After the observational phase, the investigators launched a 12-month intervention phase to
compare two interventions. During this phase, the investigators continue these same
assessments of pain, sexual dysfunction, depression, quality of life, overall symptom burden
and satisfaction with care. The investigators continue to track attendance and compliance
with dialysis, emergency room visits, and hospitalizations on a monthly basis. Patients are
randomized into one of two study arms by day of dialysis treatment (Monday, Wednesday, and
Friday versus Tuesday, Thursday, and Saturday). Sites that only treat patients on a
Monday/Wednesday/Friday dialysis schedule are randomized by the time of the dialysis shift
within the day, patients on the a.m. shift are randomized to one arm of the study and those
on the p.m. shift to the other. One group is randomized to a "feedback intervention" in
which renal providers will receive data on the presence and severity of patients' pain,
sexual dysfunction, and depression along with algorithms for the treatment of these symptoms
(For sexual dysfunction, providers will receive a treatment algorithm for ED and a
recommendation to refer women with this symptom for gynecologic care). Treatment decisions
will be left at the discretion of the provider(s). The other group has a renal symptom
management nurse assess and facilitate the treatment of pain, sexual dysfunction, and
depression (management intervention).In this arm, treatment of sexual dysfunction in men
will focus on ED, while the symptom management nurse will facilitate referral of women with
sexual dysfunction for gynecological care given the lack of pharmacologic therapy.
Study Status: Intervention Phase is completed, analysis is ongoing.
- Our target population is male and female hemodialysis patients age 18 years or
greater who are English speakers.
- We will exclude children because they comprise a minority of the dialysis population
and their enrollment would require an adult decision maker's consent.

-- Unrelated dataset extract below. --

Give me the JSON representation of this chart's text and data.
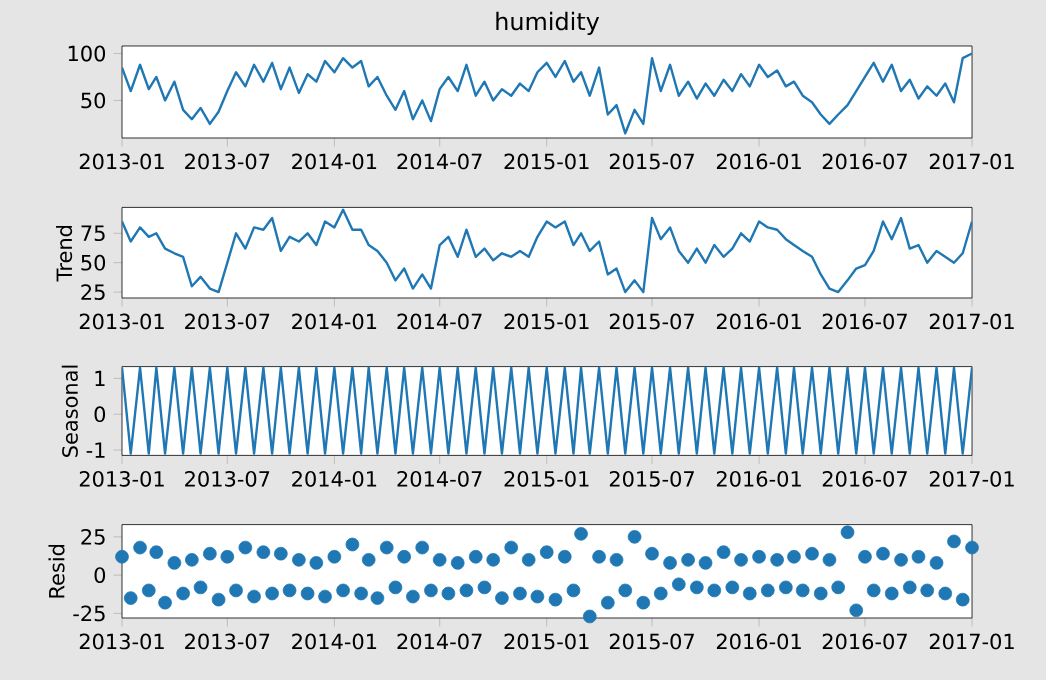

- We will exclude patients who are significantly cognitively impaired and hence, unable
to comprehend study surveys.
- Cognitive function will be assessed at baseline using the mini-Cog, a validated
measure of cognitive capacity that we have used previously, and patients with scores
<3 will be excluded.
- Based on our prior studies, we estimate that approximately 5% of patients will be
excluded based on this criterion.
- Similarly, non-English speakers will be excluded.
- Finally, patients undergoing active work-up for living donor kidney transplant,
and/or considering transfer to peritoneal dialysis will be excluded as they are less
likely to remain on hemodialysis for the duration of the study.